I was always surprised, not to say amazed, at what his parents consented to. It was Little Howie who was allowed to take out the speedboat and show not just me, his elder by two years, but much younger children in that ever-enlarging family, how to water-ski. Howie
himself, who all but lived on the lake during the summer, while the rest of us spent on average two weeks there, had had enough water-skiing thrills, but we his cousins needed to learn, and one by one as we got up and got our legs under us and began to speed along the surface of the water, almost, it seemed, to fly, we looked up ahead and there sat Little Howie at the wheel of the speedboat looking back over his shoulder at us, with never a broad smile but a proud and almost private one as if we now belonged to his club.

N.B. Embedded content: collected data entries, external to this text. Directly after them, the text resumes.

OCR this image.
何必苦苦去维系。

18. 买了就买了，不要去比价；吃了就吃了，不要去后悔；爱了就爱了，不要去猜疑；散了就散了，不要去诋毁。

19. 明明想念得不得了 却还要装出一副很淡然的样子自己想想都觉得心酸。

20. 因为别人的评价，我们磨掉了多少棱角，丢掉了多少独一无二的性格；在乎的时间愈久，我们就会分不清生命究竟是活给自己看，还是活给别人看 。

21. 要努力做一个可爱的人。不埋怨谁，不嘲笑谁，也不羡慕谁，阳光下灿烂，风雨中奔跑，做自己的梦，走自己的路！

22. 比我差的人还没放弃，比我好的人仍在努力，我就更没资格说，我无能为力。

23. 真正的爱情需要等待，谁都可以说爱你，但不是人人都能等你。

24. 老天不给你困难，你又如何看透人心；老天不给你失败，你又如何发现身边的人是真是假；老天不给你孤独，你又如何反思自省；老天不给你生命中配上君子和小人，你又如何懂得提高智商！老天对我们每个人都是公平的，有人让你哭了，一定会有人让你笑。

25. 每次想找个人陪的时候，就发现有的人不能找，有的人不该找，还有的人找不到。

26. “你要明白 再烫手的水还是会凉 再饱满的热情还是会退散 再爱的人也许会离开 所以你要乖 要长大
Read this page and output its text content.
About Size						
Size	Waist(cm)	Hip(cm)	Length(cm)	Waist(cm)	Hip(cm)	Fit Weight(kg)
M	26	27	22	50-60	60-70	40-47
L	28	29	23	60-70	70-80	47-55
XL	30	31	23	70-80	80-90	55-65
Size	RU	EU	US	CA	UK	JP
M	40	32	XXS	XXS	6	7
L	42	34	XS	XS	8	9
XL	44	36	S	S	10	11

Or he’d load us all onto the houseboat, and some of the adults too, and take us for a tour of the lake, passing various boat docks, some of which were like little town centers where you could pull in to get gassed up, stretch your legs, go shopping and have a bite to eat, pointing out certain sites, big houses built up on bluffs, railroad trestles, parks with boat ramps, unremarkable streams entering inconspicuous coves but yielding good fish, picnicking areas where we could stop and sometimes did to eat our lunch, fingers of the lake leading off to various towns with attractions of their own in case we were interested, really back-of-his-hand stuff for Little Howie, who was a child prodigy when you added it all up. And, before we’d head back, he’d pull us up below the dam, which rose in a towering concrete crescent above us and where we could feel the current quicken as Howie pitted himself against that massive structure and those built-up depths and gave us all a little thrill before opening the throttle and pulling us back out. He didn’t talk a lot, not even there at the end when we’d reached the climax of the afternoon, for the lake spoke for itself and all we really needed was just something to joggle our memories here and there for the next time we ventured out. The dam explained the how and why of the lake but not the what, not what the lake meant, not for the family that gathered there each summer for two weeks. I was the first of the generation that my namesake James Pritchard had grandfathered when he’d picked his wife out of that mostly pleasure-seeking Saturday evening congregation, but when we convened each summer, that generation had added to itself, so that every family reunion became a celebration of a past, a present, and an ongoing future, and the lake, which Little Howie Whalen had taken the measure of, was like our grand baptismal font.